Selama masa penjajahan, para kaum perempuan juga terkena imbasnya. Mulai dari dijadikan pembantu, hingga dijadikan sebagai budak nafsu oleh para pasukan tentara Belanda.

Dan layaknya dalam sebuah kasus kejahatan seksual kebanyakan, rata-rata para korban enggan membuka suara untuk menceritakan kejadian yang menurut mereka merupakan sebuah aib itu.

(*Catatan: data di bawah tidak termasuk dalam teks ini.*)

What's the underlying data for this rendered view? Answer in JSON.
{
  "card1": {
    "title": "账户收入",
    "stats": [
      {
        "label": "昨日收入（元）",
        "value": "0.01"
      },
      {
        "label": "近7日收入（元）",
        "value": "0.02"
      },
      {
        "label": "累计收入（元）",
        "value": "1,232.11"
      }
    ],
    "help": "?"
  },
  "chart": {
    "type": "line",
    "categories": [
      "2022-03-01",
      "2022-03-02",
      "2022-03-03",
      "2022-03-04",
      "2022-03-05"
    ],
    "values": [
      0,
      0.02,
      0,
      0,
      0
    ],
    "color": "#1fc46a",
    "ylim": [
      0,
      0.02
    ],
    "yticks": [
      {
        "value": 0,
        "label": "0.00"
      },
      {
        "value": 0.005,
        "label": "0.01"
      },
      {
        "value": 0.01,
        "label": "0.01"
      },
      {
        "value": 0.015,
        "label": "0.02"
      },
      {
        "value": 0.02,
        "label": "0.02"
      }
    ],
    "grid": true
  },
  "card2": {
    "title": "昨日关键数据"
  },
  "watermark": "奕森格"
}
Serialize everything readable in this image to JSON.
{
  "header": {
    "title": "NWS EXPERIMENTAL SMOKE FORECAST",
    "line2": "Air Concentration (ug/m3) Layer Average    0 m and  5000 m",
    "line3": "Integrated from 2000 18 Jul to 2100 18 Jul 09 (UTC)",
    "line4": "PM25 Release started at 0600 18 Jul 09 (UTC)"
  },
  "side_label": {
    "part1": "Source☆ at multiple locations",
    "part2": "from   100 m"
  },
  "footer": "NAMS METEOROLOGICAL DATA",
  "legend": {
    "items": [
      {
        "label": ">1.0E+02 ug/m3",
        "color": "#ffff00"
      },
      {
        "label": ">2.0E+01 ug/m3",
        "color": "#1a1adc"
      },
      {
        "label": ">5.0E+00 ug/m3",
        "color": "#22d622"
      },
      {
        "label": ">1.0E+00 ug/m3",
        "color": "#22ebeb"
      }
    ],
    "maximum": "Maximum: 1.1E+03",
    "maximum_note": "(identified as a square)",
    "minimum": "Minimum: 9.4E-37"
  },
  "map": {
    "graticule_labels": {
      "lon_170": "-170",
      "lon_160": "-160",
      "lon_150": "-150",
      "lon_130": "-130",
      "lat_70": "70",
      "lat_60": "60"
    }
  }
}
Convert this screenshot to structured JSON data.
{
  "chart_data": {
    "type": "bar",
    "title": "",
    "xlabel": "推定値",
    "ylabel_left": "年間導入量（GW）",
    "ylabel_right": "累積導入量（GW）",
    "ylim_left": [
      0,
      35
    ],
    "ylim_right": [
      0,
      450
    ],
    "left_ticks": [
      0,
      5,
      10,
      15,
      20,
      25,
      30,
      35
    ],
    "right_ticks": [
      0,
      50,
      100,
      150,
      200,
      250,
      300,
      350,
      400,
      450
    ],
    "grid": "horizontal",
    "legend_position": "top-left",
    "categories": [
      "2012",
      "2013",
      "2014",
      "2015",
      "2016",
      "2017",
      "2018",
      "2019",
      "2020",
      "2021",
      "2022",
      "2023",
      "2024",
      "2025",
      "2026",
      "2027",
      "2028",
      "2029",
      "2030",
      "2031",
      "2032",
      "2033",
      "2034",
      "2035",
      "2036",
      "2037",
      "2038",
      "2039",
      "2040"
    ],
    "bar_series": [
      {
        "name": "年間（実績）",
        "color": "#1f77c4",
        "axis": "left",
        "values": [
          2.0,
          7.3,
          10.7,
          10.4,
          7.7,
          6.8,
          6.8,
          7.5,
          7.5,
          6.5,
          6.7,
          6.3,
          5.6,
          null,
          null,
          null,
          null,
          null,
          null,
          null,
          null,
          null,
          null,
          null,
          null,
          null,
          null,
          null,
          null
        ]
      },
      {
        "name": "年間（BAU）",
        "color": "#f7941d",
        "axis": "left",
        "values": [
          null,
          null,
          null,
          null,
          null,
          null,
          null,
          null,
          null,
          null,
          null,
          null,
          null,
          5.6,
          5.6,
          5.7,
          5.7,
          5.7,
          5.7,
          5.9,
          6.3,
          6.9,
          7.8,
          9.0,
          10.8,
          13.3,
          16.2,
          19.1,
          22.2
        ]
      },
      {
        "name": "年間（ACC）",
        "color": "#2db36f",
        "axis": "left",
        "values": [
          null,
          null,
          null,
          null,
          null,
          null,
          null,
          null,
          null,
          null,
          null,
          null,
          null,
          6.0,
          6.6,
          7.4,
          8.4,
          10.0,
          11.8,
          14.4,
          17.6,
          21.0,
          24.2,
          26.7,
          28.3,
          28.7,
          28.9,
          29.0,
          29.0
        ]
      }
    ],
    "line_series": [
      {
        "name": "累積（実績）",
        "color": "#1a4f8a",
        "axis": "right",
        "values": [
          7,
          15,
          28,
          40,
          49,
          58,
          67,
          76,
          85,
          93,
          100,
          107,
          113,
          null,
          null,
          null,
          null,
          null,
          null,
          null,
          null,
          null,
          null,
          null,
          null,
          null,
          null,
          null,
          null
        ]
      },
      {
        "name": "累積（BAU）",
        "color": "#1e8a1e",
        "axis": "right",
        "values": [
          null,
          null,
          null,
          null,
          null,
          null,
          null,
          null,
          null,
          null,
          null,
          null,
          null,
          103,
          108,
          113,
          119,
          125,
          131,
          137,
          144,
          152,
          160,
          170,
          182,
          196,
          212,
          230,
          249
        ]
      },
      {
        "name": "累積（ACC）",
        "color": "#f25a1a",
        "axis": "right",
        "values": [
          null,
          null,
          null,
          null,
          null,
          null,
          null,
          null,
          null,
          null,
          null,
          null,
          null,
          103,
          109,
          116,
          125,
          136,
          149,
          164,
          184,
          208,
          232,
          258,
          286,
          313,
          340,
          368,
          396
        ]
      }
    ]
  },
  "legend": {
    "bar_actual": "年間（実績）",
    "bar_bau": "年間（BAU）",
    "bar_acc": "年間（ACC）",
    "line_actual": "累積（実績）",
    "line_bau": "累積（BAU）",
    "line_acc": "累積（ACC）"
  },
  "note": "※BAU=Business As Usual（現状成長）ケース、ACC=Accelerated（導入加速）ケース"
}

Dan akibatnya, banyak bayi-bayi tak berdosa yang harus lahir tanpa diminta. Sebagian dari korban pelecehan seksual itu sering menganggap bayinya sendiri sebagai sebuah pembawa sial. Mereka hidup tak terawat ditengah-tengah kejamnya masa kepemimpinan para petinggi bangsa Belanda.

Dengan helaan nafas panjang, Rinjani hanya mampu menganggukkan kepalanya. Setelahnya hanya ada keheningan yang mulai menyelimuti keduanya. Tak ada satu pun di antara mereka yang berani membuka suara lagi. Suara jangkrik pun terdengar begitu nyaring; mengisi kekosongan malam yang terasa menyeramkan itu.

“Apa kepalamu masih terasa pusing?” tanya Jeandra tiba-tiba. Tangannya terangkat untuk menyentuh permukaan dahi milik Rinjani.

Sedangkan Rinjani hanya bergumam pelan, seraya menganggukkan kepalanya. ”Ya ..., sedikit.” Ada sensasi aneh dalam dirinya begitu merasakan bagaimana dinginnya punggung tangan laki-laki itu.

“Setelah kembali ke rumah nanti, segeralah obati lukamu. Lukanya tidak terlalu parah. Untungnya peluru itu hanya melukai sedikit permukaan bahumu.”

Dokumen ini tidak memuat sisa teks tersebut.